Mit ‘Corona’ getaggte Artikel


18. März 2020

Ist jetzt wirklich Intro-Zeit?

Corona. Kaum etwas ist so, wie es bis vor ganz kurzem noch war. Und ja, viele der Einschränkungen, die unser öffentliches Leben auf Sparflamme herunterfahren, sind intro-freundlich: Alle halten Abstand voneinander. Es gibt Zeit zum Lesen. Verabredungen, Veranstaltungen und Feiern werden abgesagt. Es gibt weniger Lärm, dafür mehr Zeit und Ruhe zum Nachdenken. Homeoffice mit heißem Tee ersetzt das Großraumbüro oder lange Meetings in großer Runde. Wobei die PR-Profi Jana Assauer, auch mit Intro-Anteilen, ganz richtig anmerkt: Mit (hungrigen, gelangweilten und zum Arbeiten anzuregenden) Kindern im Homeoffice ist es auch für Intros nicht so richtig ruhig und reizarm.

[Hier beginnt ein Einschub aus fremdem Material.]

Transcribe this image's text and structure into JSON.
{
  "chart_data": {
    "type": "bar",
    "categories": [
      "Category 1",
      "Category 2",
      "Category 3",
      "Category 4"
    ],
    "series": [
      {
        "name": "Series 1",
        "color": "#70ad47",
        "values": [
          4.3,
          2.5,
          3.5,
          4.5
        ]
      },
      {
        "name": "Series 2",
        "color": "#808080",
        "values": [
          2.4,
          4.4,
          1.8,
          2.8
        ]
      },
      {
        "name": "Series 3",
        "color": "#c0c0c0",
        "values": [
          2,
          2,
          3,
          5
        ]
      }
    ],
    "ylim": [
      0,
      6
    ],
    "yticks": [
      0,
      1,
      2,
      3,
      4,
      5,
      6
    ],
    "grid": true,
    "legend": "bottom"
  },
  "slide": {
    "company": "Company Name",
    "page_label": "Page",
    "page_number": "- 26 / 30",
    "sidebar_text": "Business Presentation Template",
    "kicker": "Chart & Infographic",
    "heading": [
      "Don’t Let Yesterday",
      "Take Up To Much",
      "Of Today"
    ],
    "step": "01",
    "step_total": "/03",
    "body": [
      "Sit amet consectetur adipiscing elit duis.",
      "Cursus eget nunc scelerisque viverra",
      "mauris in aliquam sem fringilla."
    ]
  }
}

Trotzdem. Gefühlt dutzendweise Blog-Beiträge betonen: Hey, es ist Intro-Zeit. Und Lachen ist gesund. Klar schaue ich mir gerade auch gern lustige Beiträge wie die von Bored Panda  an. Und nochmal klar: Den Beinahe-Hausarrest und die ungewählten Phasen des Alleinseins finden Extrovertierte wohl eher nicht so toll – auch nicht mit Kids, die Kissenschlachten machen.

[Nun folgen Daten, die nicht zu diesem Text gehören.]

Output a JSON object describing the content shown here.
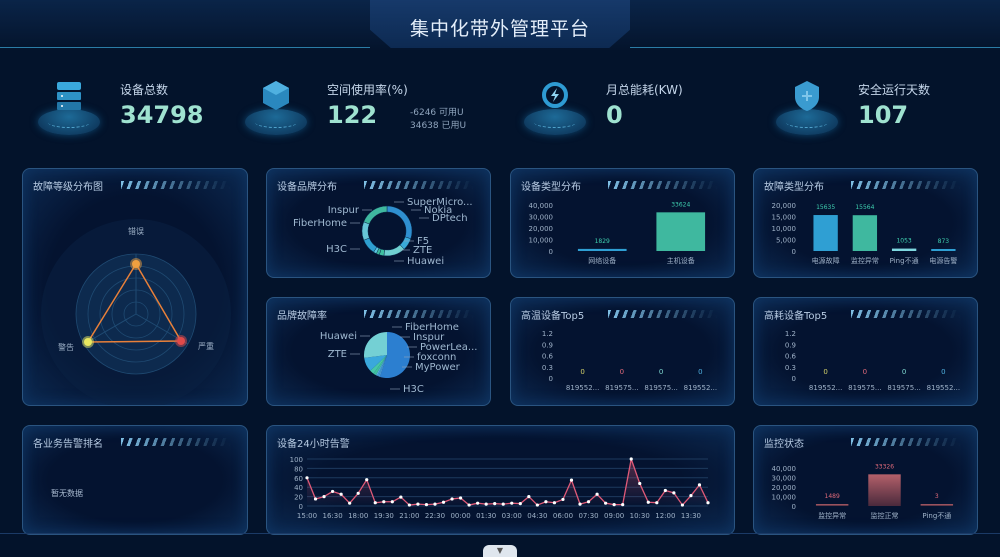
{
  "header": {
    "title": "集中化带外管理平台"
  },
  "stats": [
    {
      "label": "设备总数",
      "value": "34798",
      "icon": "server-icon"
    },
    {
      "label": "空间使用率(%)",
      "value": "122",
      "icon": "cube-icon",
      "sub": [
        "-6246 可用U",
        "34638 已用U"
      ]
    },
    {
      "label": "月总能耗(KW)",
      "value": "0",
      "icon": "power-icon"
    },
    {
      "label": "安全运行天数",
      "value": "107",
      "icon": "shield-icon"
    }
  ],
  "colors": {
    "accent": "#9fe2d0",
    "teal": "#3fb89f",
    "blue": "#2f8fc8",
    "line": "#e05a78",
    "pink": "#a85560"
  },
  "panels": {
    "fault_level": "故障等级分布图",
    "brand_dist": "设备品牌分布",
    "type_dist": "设备类型分布",
    "fault_type": "故障类型分布",
    "brand_fault": "品牌故障率",
    "high_temp": "高温设备Top5",
    "high_power": "高耗设备Top5",
    "biz_alarm": "各业务告警排名",
    "biz_alarm_empty": "暂无数据",
    "alarm24": "设备24小时告警",
    "monitor": "监控状态"
  },
  "chart_data": [
    {
      "id": "fault_level",
      "type": "radar",
      "indicators": [
        "错误",
        "严重",
        "警告"
      ]
    },
    {
      "id": "brand_dist",
      "type": "pie",
      "donut": true,
      "labels": [
        "Huawei",
        "ZTE",
        "F5",
        "DPtech",
        "Nokia",
        "SuperMicro...",
        "Inspur",
        "FiberHome",
        "H3C"
      ],
      "values": [
        30,
        8,
        14,
        3,
        2,
        2,
        10,
        12,
        19
      ]
    },
    {
      "id": "type_dist",
      "type": "bar",
      "categories": [
        "网络设备",
        "主机设备"
      ],
      "values": [
        1829,
        33624
      ],
      "yticks": [
        "0",
        "10,000",
        "20,000",
        "30,000",
        "40,000"
      ],
      "ylim": [
        0,
        40000
      ]
    },
    {
      "id": "fault_type",
      "type": "bar",
      "categories": [
        "电源故障",
        "监控异常",
        "Ping不通",
        "电源告警"
      ],
      "values": [
        15635,
        15564,
        1053,
        873
      ],
      "yticks": [
        "0",
        "5,000",
        "10,000",
        "15,000",
        "20,000"
      ],
      "ylim": [
        0,
        20000
      ]
    },
    {
      "id": "brand_fault",
      "type": "pie",
      "donut": false,
      "labels": [
        "H3C",
        "MyPower",
        "foxconn",
        "PowerLea...",
        "Inspur",
        "FiberHome",
        "Huawei",
        "ZTE"
      ],
      "values": [
        55,
        1,
        1,
        1,
        2,
        3,
        10,
        27
      ]
    },
    {
      "id": "high_temp",
      "type": "bar",
      "categories": [
        "819552...",
        "819575...",
        "819575...",
        "819552..."
      ],
      "values": [
        0,
        0,
        0,
        0
      ],
      "yticks": [
        "0",
        "0.3",
        "0.6",
        "0.9",
        "1.2"
      ],
      "ylim": [
        0,
        1.2
      ]
    },
    {
      "id": "high_power",
      "type": "bar",
      "categories": [
        "819552...",
        "819575...",
        "819575...",
        "819552..."
      ],
      "values": [
        0,
        0,
        0,
        0
      ],
      "yticks": [
        "0",
        "0.3",
        "0.6",
        "0.9",
        "1.2"
      ],
      "ylim": [
        0,
        1.2
      ]
    },
    {
      "id": "alarm24",
      "type": "line",
      "x": [
        "15:00",
        "15:30",
        "16:00",
        "16:30",
        "17:00",
        "17:30",
        "18:00",
        "18:30",
        "19:00",
        "19:30",
        "20:00",
        "20:30",
        "21:00",
        "21:30",
        "22:00",
        "22:30",
        "23:00",
        "23:30",
        "00:00",
        "00:30",
        "01:00",
        "01:30",
        "02:00",
        "02:30",
        "03:00",
        "03:30",
        "04:00",
        "04:30",
        "05:00",
        "05:30",
        "06:00",
        "06:30",
        "07:00",
        "07:30",
        "08:00",
        "08:30",
        "09:00",
        "09:30",
        "10:00",
        "10:30",
        "11:00",
        "11:30",
        "12:00",
        "12:30",
        "13:00",
        "13:30",
        "14:00",
        "14:30"
      ],
      "values": [
        60,
        15,
        20,
        31,
        25,
        6,
        27,
        56,
        7,
        9,
        9,
        19,
        2,
        4,
        3,
        4,
        8,
        15,
        17,
        2,
        6,
        4,
        5,
        4,
        6,
        5,
        20,
        2,
        9,
        7,
        14,
        55,
        4,
        9,
        25,
        6,
        3,
        3,
        100,
        48,
        8,
        7,
        33,
        28,
        2,
        22,
        45,
        7
      ],
      "xticks": [
        "15:00",
        "16:30",
        "18:00",
        "19:30",
        "21:00",
        "22:30",
        "00:00",
        "01:30",
        "03:00",
        "04:30",
        "06:00",
        "07:30",
        "09:00",
        "10:30",
        "12:00",
        "13:30"
      ],
      "yticks": [
        "0",
        "20",
        "40",
        "60",
        "80",
        "100"
      ],
      "ylim": [
        0,
        100
      ]
    },
    {
      "id": "monitor",
      "type": "bar",
      "categories": [
        "监控异常",
        "监控正常",
        "Ping不通"
      ],
      "values": [
        1489,
        33326,
        3
      ],
      "yticks": [
        "0",
        "10,000",
        "20,000",
        "30,000",
        "40,000"
      ],
      "ylim": [
        0,
        40000
      ]
    }
  ]
}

Intro-Stress trotz Social Distancing

Das, liebe Leserin und lieber Leser, ist aber nur die halbe Wahrheit. Neben dem Ruhebedürfnis und der Empfindlichkeit auf äußere Reize gibt es noch eine dritte Eigenschaft, die intro- von extrovertierten Hirnen unterscheidet: Es ist das leicht erregbare Vorsichtszentrum im Limbischen System – auch Mandelkern oder Amygdala genannt. Durch Cortisol-Messungen lässt sich gut nachweisen: Intros sind besonders gestresst, wenn es zu wenig Sicherheit gibt. Sie bekommen auch schneller da Bedürfnis, sich zu schützen. Und nein, das bedeutet nicht, dass wir Angsthäsinnen und -hasen sind: Es bedeutet, dass es uns gut geht, wenn wir und sicher fühlen.

Hier zum Nachlesen aus meinem Buch Intros und Extros (Gabal 2014):

Cover "Intros und Extros"

Also: Die unfreiwillige Corona-Pause ist für Intros eine enorm stressreiche Zeit. Was wird aus der Gesundheit? Wie geht es den älteren Menschen im Freundes- und Verwandtenkreis? Sind sie in Gefahr? Wie lange gibt es meinen Arbeitsplatz in seiner bisherigen Form noch? Und für uns Selbstständige: Wie lange halten wir den Verdienstausfall durch?

Fragen über Fragen. Alle sorgen für Turbulenzen im Kopf. Vor allem in einem introvertierten. Hinzu kommt, dass die allermeisten Menschen in unserem Land noch nie eine wirklich ernsthafte Krise erlebt haben: Die war bis jetzt immer woanders. Nur die Älteren und Menschen aus Krisengebieten erinnern sich an den Krieg, an Epidemien, an Hunger, an Flucht und an lebensbedrohliche Gefahren. Wir hatten es bis jetzt immer relativ gut – und die Krisenpraxis fehlt uns.

Es geht weiter!

Uns fehlt auch das Erfahrungswissen, das gelassen macht. Egal, wie katastrophal die Situation ist – es geht immer weiter, irgendwie. Genau das werden wir nach dieser Krise haben: Erfahrungswissen. Ja, jeder Corona-Tod ist furchtbar. Ja, der Zusammebruch eines großen Teils der Wirtschaft ist schrecklich. Und ja, es wird wieder anders werden. Für Intros und für Extros. Es geht immer weiter.

Das sage ich meinem empfindlichen Vorsichtszentrum im Hirn. Und nehme nach einigen Tagen Schockstarre die Projekte auf, die ich schon längst verfolgen wollte. Endlich habe ich zum Beispiel dieses Video-Equipment bestellt, das mir der sehr kundige Emanuel Koch empfohlen hat. Es geht weiter…

Nachtrag: Inzwischen hat der Stern einen netten Beitrag zum Thema veröffentlicht.